The campaign further promised, “As president, Biden will build on this success by ensuring that every federal investment in infrastructure and transportation projects or service jobs is covered by prevailing wage protections.”

Biden has also pledged to pump a lot of money into public infrastructure as quickly as possible. He wants legislation that would put about $2 trillion into green energy and infrastructure projects.

But he may run into a problem of his making.

Much of the stimulus money that went to public works projects during the Obama administration was delayed so long that it didn't have much stimulative effect. Former President Barack Obama admitted that he didn't understand why “shovel-ready projects” took so long to get shoveling.

One of the reasons for the delay was the Obama administration's fastidiousness with enforcing the Davis-Bacon Act that Biden's campaign bragged about, said Sean Higgins, a research fellow at the Competitive Enterprise Institute.

“Contractors have to be certified as Davis-Bacon compliant. If you're trying to get money out the door quickly, it becomes a problem,” Higgins told the Washington Examiner.

The 1931 law stipulates that “if you're going to do a government contract, you have to pay the prevailing wage,” Higgins explained. But that's always not as easy as it sounds because “determining the prevailing wage is more art than science.”

In practice, the government has usually determined that union-negotiated wages are the prevailing wage. Strict Davis-Bacon enforcement thus “sends a signal to anyone who uses government contracts: You might as well unionize your workers because you're going to have to pay the union rates regardless ,” he said.

Presidential administrations of both parties tend to love Davis-Bacon because “the executive branch can tweak or change aspects of it without worrying about Congress.” Democratic administrations try to expand its reach as a bone to unions, who can use it to convince companies to go along with unionization to skip the wage certification hoops. “Republicans push for looser regulations and for the ability to suspend Davis-Bacon in emergencies,” Higgins said.

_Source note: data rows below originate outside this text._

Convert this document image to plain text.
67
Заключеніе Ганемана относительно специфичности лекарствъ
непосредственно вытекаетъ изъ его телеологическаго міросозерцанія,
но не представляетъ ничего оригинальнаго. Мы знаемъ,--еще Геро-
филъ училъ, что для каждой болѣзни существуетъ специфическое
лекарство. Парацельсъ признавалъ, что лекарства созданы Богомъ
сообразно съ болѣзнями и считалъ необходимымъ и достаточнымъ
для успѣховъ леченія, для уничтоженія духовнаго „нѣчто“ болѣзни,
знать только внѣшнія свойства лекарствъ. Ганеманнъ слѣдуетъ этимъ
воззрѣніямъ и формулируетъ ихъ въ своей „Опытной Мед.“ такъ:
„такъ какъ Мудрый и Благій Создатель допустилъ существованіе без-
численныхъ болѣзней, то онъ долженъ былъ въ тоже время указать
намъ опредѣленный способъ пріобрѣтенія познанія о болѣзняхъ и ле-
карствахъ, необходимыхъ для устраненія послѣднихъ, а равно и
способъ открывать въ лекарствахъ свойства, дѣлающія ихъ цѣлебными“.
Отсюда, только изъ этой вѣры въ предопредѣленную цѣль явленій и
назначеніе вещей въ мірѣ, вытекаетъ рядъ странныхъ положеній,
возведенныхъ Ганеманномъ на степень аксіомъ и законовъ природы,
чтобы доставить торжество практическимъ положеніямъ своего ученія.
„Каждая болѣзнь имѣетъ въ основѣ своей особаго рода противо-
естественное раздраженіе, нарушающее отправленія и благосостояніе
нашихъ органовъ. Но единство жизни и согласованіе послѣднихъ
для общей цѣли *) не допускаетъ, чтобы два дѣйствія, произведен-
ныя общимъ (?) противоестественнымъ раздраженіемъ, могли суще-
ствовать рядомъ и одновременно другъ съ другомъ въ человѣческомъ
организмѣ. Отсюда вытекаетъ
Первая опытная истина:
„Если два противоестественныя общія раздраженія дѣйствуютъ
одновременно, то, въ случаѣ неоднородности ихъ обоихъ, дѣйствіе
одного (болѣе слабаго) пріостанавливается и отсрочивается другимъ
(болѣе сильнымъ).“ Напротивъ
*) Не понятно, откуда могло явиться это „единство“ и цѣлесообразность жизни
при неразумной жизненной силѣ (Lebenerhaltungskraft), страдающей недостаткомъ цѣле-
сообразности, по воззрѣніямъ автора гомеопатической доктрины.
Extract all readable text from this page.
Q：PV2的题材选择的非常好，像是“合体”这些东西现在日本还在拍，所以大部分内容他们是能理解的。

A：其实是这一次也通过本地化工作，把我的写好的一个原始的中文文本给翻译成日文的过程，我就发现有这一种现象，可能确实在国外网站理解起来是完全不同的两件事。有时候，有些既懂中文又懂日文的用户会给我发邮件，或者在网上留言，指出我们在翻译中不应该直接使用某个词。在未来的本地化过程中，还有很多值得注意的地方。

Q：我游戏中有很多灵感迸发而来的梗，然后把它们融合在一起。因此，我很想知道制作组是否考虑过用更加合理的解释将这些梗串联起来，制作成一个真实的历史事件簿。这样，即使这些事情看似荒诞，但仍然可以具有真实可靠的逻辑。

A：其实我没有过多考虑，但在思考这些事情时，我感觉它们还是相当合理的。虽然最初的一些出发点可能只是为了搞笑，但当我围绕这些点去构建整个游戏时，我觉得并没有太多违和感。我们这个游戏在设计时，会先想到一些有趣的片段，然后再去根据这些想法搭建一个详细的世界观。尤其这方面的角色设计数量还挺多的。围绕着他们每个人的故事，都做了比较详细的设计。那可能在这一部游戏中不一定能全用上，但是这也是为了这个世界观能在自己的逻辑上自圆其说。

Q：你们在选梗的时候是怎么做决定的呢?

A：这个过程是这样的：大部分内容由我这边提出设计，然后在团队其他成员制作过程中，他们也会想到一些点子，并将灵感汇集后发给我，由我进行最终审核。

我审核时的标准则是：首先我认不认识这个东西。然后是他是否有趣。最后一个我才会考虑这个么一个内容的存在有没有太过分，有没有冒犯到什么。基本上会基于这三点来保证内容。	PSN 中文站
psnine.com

For instance, following Hurricane Katrina's devastation, the Bush administration suspended Davis-Bacon to get more contractors working on the relief effort faster.

“This outraged a lot of unions for the obvious reasons. They were calling for federal aid to be suspended,” Higgins said.

How much Davis-Bacon adds to the cost of infrastructure projects is a contentious question. The Government Accountability Office looked at the expense of building the Metro system for the greater Washington, D.C., area. It concluded that it hiked wages in Maryland by almost 34% and likely added 6.8% or $149 million in 1980 dollars to the project.

Clifford Winston is an economist with the Brookings Institution who studies transportation. When it comes to roads, he told the Washington Examiner that Davis-Bacon “raises the cost, but compared with everything else, it's down on the list.”

“Davis-Bacon is a small part, not a trivial part, of the bigger picture concerns on the real serious problems with highways. It's a symptom,” he explained.

Winston estimates that roads in the United States are worth about $7 trillion. He argued that Davis-Bacon Act compliance costs are lower than the effects that poor maintenance is having, devaluing that infrastructure by well over $100 billion every year.

As for Davis-Bacon making it harder to spend money on projects, Winston thinks it may be the wrong way to look at it. “The question isn't spending money quickly. It's spending it wisely,” he said.

The current system has the federal government doling out money from the federal Highway Trust Fund to states roughly by a formula. This system doesn't have any price signals to help inform work crews where to do necessary maintenance or new construction.

“That's why we get bridges to nowhere,” Winston said.

If Biden were to call him up and ask what one thing the federal government could do to begin fixing its approach to roads, Winston said he would advise the president-elect to “price congestion and price road wear.” In a much longer conversation, he'd bring up Davis-Bacon.